New Zimbabwe.com

Unions says bank auctioning retrenched employees’ properties over unpaid mortgage

BancABC has reportedly auctioned property belonging to a former worker who was retrenched following the infamous Chidyausiku judgment which gave employers the right to terminate contracts on notice.
Zimbabwe Banks and Allied Workers Union (ZIBAWU) General Secretary, Peter Mutasa, told New Zimbabwe.com that the bank was taking away all that the former workers had, including household utensils, a move he said was causing them maximum harm, especially in this winter period.
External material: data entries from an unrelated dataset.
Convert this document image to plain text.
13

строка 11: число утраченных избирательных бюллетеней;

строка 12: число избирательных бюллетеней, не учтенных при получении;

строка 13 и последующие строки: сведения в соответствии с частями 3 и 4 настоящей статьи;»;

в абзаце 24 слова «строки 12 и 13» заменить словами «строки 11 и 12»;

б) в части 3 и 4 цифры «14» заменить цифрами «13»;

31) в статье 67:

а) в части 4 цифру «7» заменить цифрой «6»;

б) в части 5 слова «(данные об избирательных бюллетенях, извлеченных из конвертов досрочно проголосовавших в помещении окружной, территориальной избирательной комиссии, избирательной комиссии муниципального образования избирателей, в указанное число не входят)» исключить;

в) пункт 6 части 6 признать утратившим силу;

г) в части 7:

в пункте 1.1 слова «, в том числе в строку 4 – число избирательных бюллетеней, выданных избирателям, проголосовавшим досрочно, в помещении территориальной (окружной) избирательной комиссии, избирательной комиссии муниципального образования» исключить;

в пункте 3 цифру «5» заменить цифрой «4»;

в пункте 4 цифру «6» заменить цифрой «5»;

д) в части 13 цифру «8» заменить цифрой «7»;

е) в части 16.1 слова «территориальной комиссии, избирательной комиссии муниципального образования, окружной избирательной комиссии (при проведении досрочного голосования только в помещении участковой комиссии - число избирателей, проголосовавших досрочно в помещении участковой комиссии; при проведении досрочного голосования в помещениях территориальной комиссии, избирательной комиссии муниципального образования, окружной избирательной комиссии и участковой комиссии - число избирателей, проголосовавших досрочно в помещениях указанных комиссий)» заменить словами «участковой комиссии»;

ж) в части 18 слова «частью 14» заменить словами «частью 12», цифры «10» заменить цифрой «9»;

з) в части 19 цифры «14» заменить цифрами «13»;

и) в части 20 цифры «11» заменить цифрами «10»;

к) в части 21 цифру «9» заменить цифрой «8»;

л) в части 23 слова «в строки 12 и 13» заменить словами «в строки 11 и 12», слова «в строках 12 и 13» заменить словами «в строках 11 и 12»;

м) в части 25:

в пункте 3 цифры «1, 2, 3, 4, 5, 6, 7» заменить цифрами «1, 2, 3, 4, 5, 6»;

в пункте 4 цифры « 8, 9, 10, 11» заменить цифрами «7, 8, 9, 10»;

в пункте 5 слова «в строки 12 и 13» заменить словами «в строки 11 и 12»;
He said the affected workers had staff loans and their retrenchment packages were not enough to repay their mortgage, adding the bank was refusing to negotiate reasonable payment plans.
“The former employees are not yet employed and the bank has been refusing payment plans insisting that it wants the amount in full or a shorter repayment period. These demands are obviously out of reach of the majority of these unemployed workers who borrowed on the basis of continued employment,” he said.
Mutasa said one of the former employees lost all his property this Monday after the bank refused his $200 per month offer, insisting that he pays $500.
“The family is left in the cold without a blanket or any cooking utensils,” he said.
He said the union had approached the bank management, which referred them to their lawyers, Dube, Banda and Nzarayapenga Legal Practitioners.
“The lawyers, in turn are refusing to agree to terms preferring to get writs of execution and attaching property. They are obviously paid on commission and therefore are motivated to follow that route,” he said.
Mutasa said the union would embark on protests and demonstrations and will petition the responsible parliamentary portfolio committee.
“We need policy makers to appreciate the consequences of policies they make as well as put pressure on BancABC to stop this heartless exercise,” he said.
Efforts to contact Dube, Banda and Nzarayapenga Legal Practitioners were fruitless as their land lines were continuously busy.